A Bermuda-based company is closely studying an imminent ruling on Acadia Pharmaceuticals Inc’s drug for Parkinson’s disease psychosis, with a similar treatment for dementia. Axovant Sciences Ltd’s experimental drug for Lewy body dementia – after Alzheimer’s, the most common form of progressive dementia – would benefit from the approval of Acadia’s drug, Axovant’s chief development officer stated.

The drug won the backing of an independent panel of experts, and thus analysts are foreseeing positive ruling in the near future, while the decision by the U.S. Food and Drug Administration is due by the 1st of May.

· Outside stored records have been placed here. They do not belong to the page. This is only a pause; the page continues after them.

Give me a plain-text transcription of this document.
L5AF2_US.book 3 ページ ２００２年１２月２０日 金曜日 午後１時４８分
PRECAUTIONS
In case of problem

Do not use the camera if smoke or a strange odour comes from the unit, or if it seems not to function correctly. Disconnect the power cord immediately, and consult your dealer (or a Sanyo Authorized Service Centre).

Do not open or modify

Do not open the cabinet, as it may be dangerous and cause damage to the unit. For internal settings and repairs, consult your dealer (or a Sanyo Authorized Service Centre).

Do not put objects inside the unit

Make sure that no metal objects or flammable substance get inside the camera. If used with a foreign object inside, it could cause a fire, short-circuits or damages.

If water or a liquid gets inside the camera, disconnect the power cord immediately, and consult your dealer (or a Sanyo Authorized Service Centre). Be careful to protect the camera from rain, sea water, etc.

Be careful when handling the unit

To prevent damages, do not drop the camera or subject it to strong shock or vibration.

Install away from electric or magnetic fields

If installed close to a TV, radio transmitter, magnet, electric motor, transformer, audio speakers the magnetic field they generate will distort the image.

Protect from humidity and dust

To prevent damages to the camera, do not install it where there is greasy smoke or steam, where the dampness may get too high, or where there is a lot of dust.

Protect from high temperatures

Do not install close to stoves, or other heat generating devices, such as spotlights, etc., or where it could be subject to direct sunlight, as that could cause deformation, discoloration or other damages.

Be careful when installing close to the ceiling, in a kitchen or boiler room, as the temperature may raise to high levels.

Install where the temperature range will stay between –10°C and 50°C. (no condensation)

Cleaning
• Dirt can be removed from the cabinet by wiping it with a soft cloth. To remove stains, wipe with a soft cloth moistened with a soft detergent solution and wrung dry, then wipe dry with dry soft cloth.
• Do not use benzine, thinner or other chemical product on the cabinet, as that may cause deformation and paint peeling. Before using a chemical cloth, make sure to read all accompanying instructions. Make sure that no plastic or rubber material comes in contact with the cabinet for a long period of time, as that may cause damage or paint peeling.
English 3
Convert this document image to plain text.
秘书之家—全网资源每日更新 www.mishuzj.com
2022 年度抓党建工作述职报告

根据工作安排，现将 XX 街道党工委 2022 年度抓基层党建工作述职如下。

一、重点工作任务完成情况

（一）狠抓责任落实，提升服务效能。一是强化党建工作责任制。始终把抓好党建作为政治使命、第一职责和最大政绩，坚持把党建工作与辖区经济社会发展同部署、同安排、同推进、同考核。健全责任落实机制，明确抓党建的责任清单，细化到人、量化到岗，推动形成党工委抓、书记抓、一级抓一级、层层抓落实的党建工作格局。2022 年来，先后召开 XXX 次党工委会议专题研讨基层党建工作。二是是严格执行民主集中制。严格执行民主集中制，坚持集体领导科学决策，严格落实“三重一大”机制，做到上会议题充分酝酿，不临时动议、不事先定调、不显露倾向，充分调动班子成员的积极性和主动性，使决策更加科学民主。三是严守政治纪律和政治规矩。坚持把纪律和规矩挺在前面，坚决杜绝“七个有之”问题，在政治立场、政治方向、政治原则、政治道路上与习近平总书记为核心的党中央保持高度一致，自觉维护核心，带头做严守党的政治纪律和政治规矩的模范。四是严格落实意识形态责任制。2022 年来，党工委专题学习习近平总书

The target of both companies’ drugs are to treat conditions that have no specific pharmaceutical therapy approved by the FDA, noting that the drugs target the 5-HT2A receptor in the brain, which is linked with neuropsychiatric disturbances.

Dr. Lawrence Friedhoff, Axovant’s chief development officer, said approval of Acadia’s drug would open a regulatory pathway for a class of drugs that would also include his own company’s treatment, called Nelotanserin.

Since the meeting of the panel of experts on March 29, shares of Acadia and Axovant have risen about 25 percent and 17 percent respectively.

“If Acadia is successful with Nuplazid, that would have a positive read-through for Nelotanserin,” Friedhoff said in an interview. “It would suggest that we have a good chance.” Friedhoff has decades of experience in the field. A former executive at Bristol-Myers Squibb Co and Eisai Co Ltd , he has sometimes been called the ‘Father of Aricept’ for his work in developing the top-selling drug for Alzheimer’s.

Nelotanserin is being tested in two mid-stage studies to treat visual hallucinations and REM sleep behavior disorder. The earliest the drug be approved is 2019, according to Axovant.

Piper Jaffray analyst Charles Duncan said the drug’s addressable population was about quadruple that of Nuplazid as a treatment for Parkinson’s disease psychosis alone. Acadia could also test its drug on LBD patients, he added.

“Lewy body dementia is one of the most interesting, under-recognized disorders,” said Duncan. “I suspect you’ll see Acadia go there too.”